Review of programs and practices (Appendix F1)

The research gathered and evaluated the state of the art in training practices in cross-cultural mental health. The focus was on instructional or learning activities that aimed to increase the effectiveness of mental health practices within and across cultural milieus. Training practices were defined as any explicit theoretical approach, didactic method, or program; we also considered implicit training ideologies or practices in clinical, academic, or community mental health. The mental health professions covered included psychiatry, psychology, counselling and to lesser degrees social work and nursing. Training practices, and models, from university, hospital, and community settings were gathered and compared.
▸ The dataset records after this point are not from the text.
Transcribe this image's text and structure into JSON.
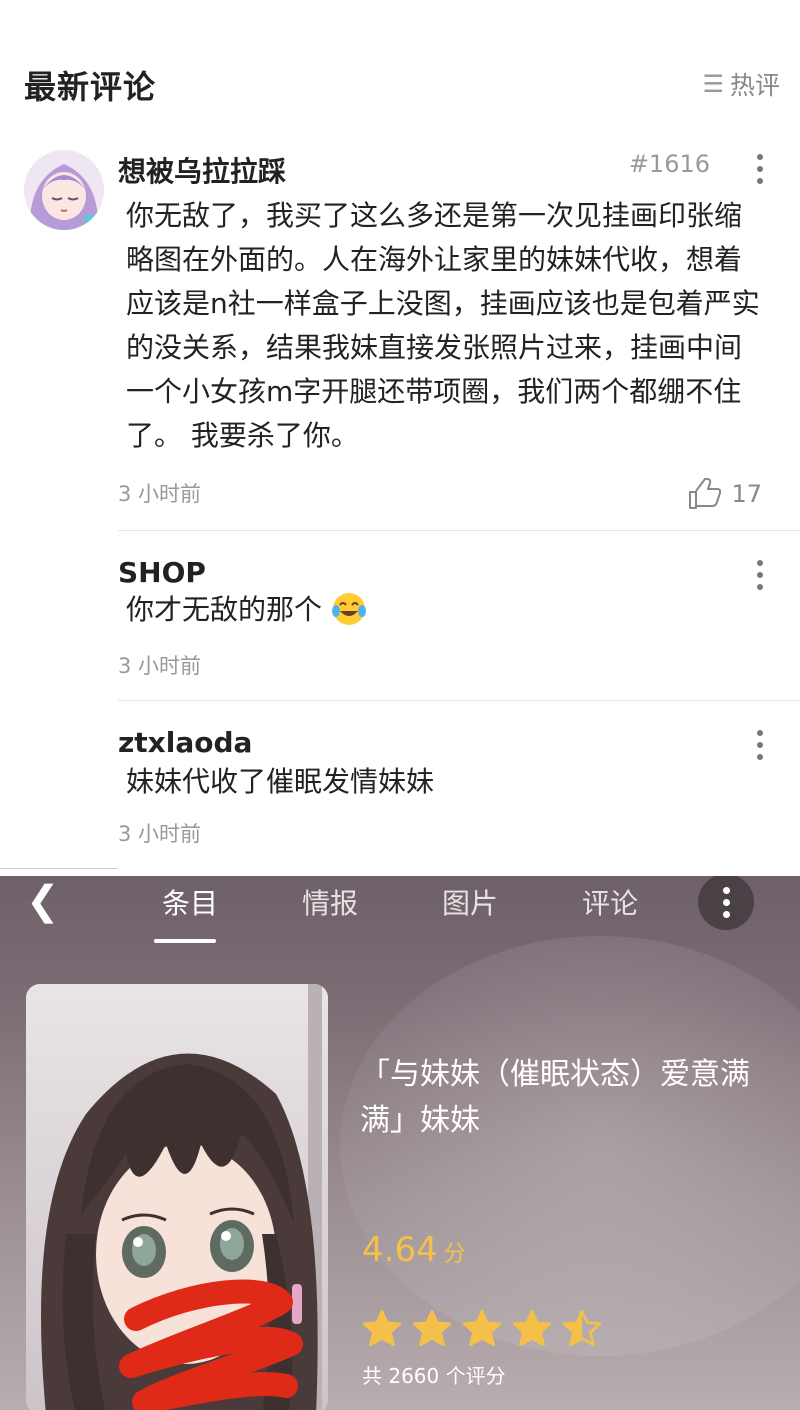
{
  "comments_section": {
    "title": "最新评论",
    "sort_label": "热评",
    "sort_icon": "menu-icon"
  },
  "comments": [
    {
      "user": "想被乌拉拉踩",
      "floor": "#1616",
      "text": "你无敌了，我买了这么多还是第一次见挂画印张缩略图在外面的。人在海外让家里的妹妹代收，想着应该是n社一样盒子上没图，挂画应该也是包着严实的没关系，结果我妹直接发张照片过来，挂画中间一个小女孩m字开腿还带项圈，我们两个都绷不住了。 我要杀了你。",
      "time": "3 小时前",
      "likes": "17"
    },
    {
      "user": "SHOP",
      "text": "你才无敌的那个",
      "emoji": "tears-of-joy-emoji",
      "time": "3 小时前"
    },
    {
      "user": "ztxlaoda",
      "text": "妹妹代收了催眠发情妹妹",
      "time": "3 小时前"
    }
  ],
  "product": {
    "tabs": [
      {
        "label": "条目"
      },
      {
        "label": "情报"
      },
      {
        "label": "图片"
      },
      {
        "label": "评论"
      }
    ],
    "active_tab": 0,
    "title": "「与妹妹（催眠状态）爱意满满」妹妹",
    "score": "4.64",
    "score_unit": "分",
    "stars_value": 4.5,
    "stars_max": 5,
    "rating_count": "共 2660 个评分",
    "accent_color": "#f4c04a"
  }
}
The research was conducted at the local, national, and international levels.

Method

The review involved three strategies: (1) a systematic review of available literature on training, course syllabi, and program descriptions using PsychLit, Medline and Internet search engines (Appendix F2); (2) a brief survey questionnaire and subsequent dialogue with international leaders in the field addressing pedagogical philosophy, methods, models, trends and gaps in cross-cultural training in mental health; and (3) on-site visits to local, national and international programs.

Findings

Literature Review: A growing body of theoretical literature in the area of cross-cultural training in mental health in the last ten years; supports the need for renewed effort to define cross-cultural training and clinical practices in mental health. There is general agreement that the notions of race, ethnicity and culture have been conflated and inappropriately applied in clinical settings. There is divergence of opinion on the emphasis of various training models, i.e. anti-racism, cultural awareness, cultural competence, and culture specific vs. culture general approaches.

Training programs and manuals: Although several training manuals have been developed, it is not, clear, whether these programs have been implemented or what they outcomes have been. Many of these are designed as manuals that meant to be used in clinical settings. Most follow a modular formats, and can be presented as sections over six to eighteen hours to address a spectrum of issues related to cultural awareness and skill development. Interpreter Training Programs: are somewhat more developed and offered as a specific area of study in colleges. There is a lack of research evidence to support the effectiveness of most training programs either in terms of cognitive and attitudinal changes or ultimate impact on clinical skills and practice.

Cross-cultural university curricula have been developed and implemented in clinical domains of study but largely in piece-meal, ad hoc fashion. On a global level, there is little evidence of systematic approaches to cross-cultural training in mental health. The United States, Australia and England are leaders in integrating cross-cultural curricula in clinical university programs but these program cannot be considered standard practice within those countries. Other noteworthy initiatives are listed in the full report (Appendix F1). Within the United States, for example, there is a lack of consensus on how to view the cultural mosaic and consequently the basic goals of cross-cultural care. Managed care is sometimes viewed as an engine which drives a politically correct version of the cultural competence model, which in some circles translates mainly into providing services for the four major under-represented, under-served minority groups defined by census categories. Canada has very little in the way of organized cross-cultural curricula in the clinical health or mental health domains.

The role of the Community is ill-defined in major institutional structures and yet "cultural experts" often work in their own community milieu. As such, parallel training structures and initiatives seem to be in place in a number of instances. Often groups working on intercultural mental health care were unaware of the contributions of other groups locally, nationally and internationally.